OBJECTIVE: Neointimal hyperplasia remains a principal cause of vein graft failure. Genetic contributions to vein graft neointimal hyperplasia could be well studied in the mouse; however, surgical approaches to vein bypass surgery in the mouse have yet to replicate approaches commonly employed in human patients. Consequently, the goal of this study was to develop a murine interposition vein graft model that reproduces characteristics of human vein graft disease.
METHOD: Using C57BL/6J mice, we excised inferior venae cavae (IVCs) from donor mice and grafted them, with end-to-side anastomosis, into the carotid circulation of recipients. IVC grafts were harvested from 3 to 56 days postoperatively, and analyzed for the development of neointima and media.

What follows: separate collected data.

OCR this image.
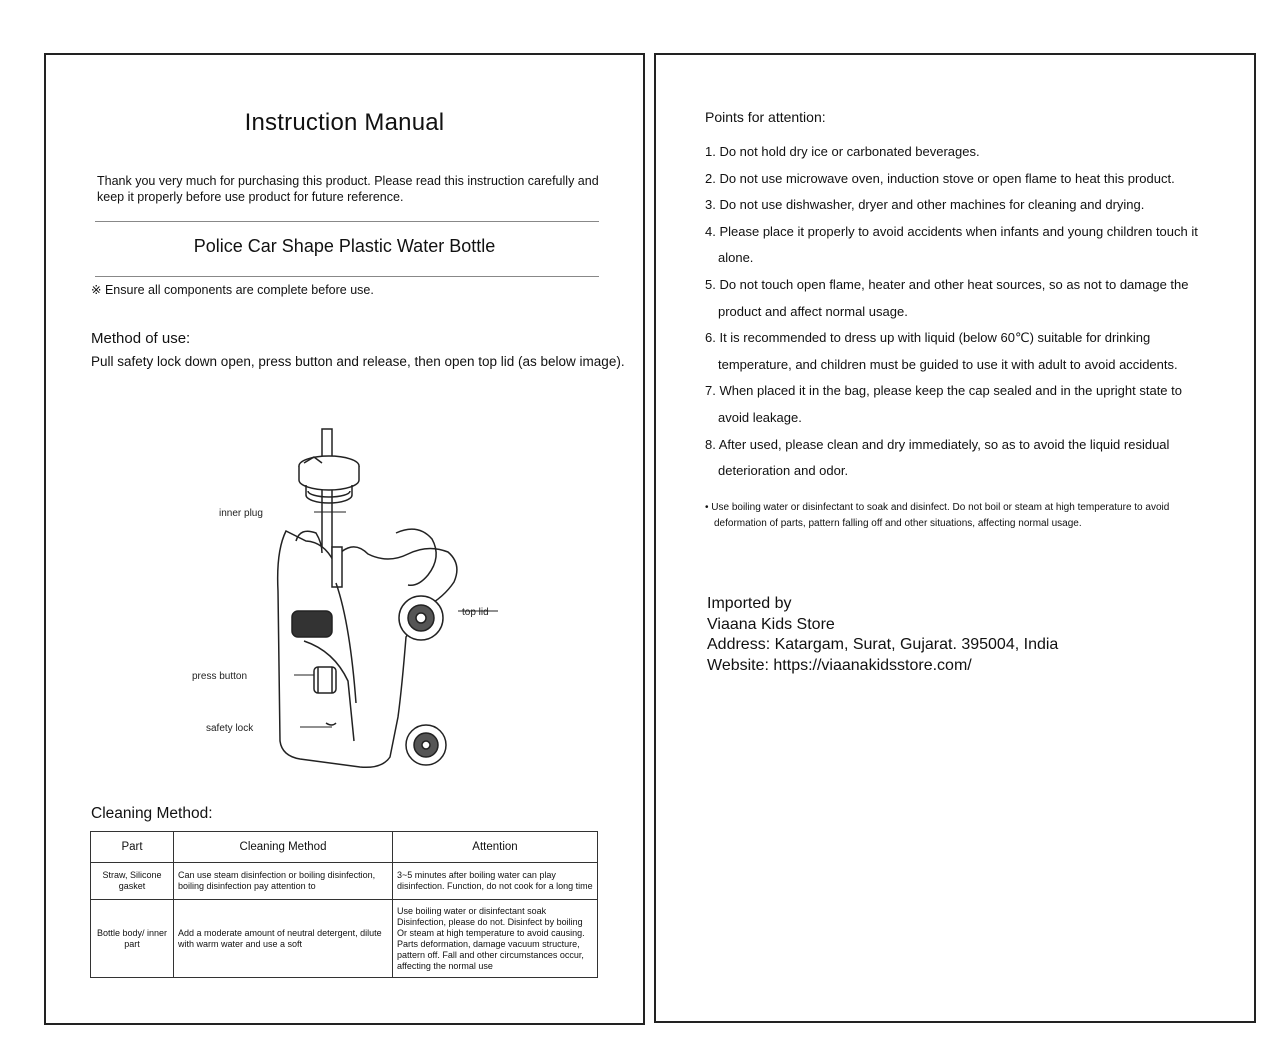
Instruction Manual
Thank you very much for purchasing this product. Please read this instruction carefully and keep it properly before use product for future reference.
Police Car Shape Plastic Water Bottle
※ Ensure all components are complete before use.
Method of use:
Pull safety lock down open, press button and release, then open top lid (as below image).
inner plug
top lid
press button
safety lock
Cleaning Method:
Part	Cleaning Method	Attention
Straw, Silicone gasket	Can use steam disinfection or boiling disinfection, boiling disinfection pay attention to	3~5 minutes after boiling water can play disinfection. Function, do not cook for a long time
Bottle body/ inner part	Add a moderate amount of neutral detergent, dilute with warm water and use a soft	Use boiling water or disinfectant soak Disinfection, please do not. Disinfect by boiling Or steam at high temperature to avoid causing. Parts deformation, damage vacuum structure, pattern off. Fall and other circumstances occur, affecting the normal use
Points for attention:
1. Do not hold dry ice or carbonated beverages.
2. Do not use microwave oven, induction stove or open flame to heat this product.
3. Do not use dishwasher, dryer and other machines for cleaning and drying.
4. Please place it properly to avoid accidents when infants and young children touch it alone.
5. Do not touch open flame, heater and other heat sources, so as not to damage the product and affect normal usage.
6. It is recommended to dress up with liquid (below 60℃) suitable for drinking temperature, and children must be guided to use it with adult to avoid accidents.
7. When placed it in the bag, please keep the cap sealed and in the upright state to avoid leakage.
8. After used, please clean and dry immediately, so as to avoid the liquid residual deterioration and odor.
• Use boiling water or disinfectant to soak and disinfect. Do not boil or steam at high temperature to avoid deformation of parts, pattern falling off and other situations, affecting normal usage.
Imported by
Viaana Kids Store
Address: Katargam, Surat, Gujarat. 395004, India
Website: https://viaanakidsstore.com/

RESULTS: Thickening of both the vein graft neointima and media progressed rapidly between postoperative weeks 1 and 4, and reached steady state levels by approximately week four, with a graft-wall thickness of 91 +/- 4 microm (14 cell layers), a lumen area of 0.56 mm(2), an average neointima-media ratio of 0.4 to 0.6, and a predominance of alpha-smooth muscle actin-staining cells. Comprising predominately smooth muscle actin-expressing cells, the neointima was 50% thicker in the proximal than in the distal third of the grafts (P <.001), but proximal and distal vein graft anastomoses were widely patent.
CONCLUSIONS: In syngeneic murine carotid interposition IVC grafts implanted with end-to-side anastomoses, moderate, nonocclusive neointimal hyperplasia reaches steady state after the fourth postoperative week. This neointimal hyperplasia, like that of human grafts, predominates near vein graft anastomoses. This vein graft model should facilitate genetic analyses of the pathogenesis of neointimal hyperplasia.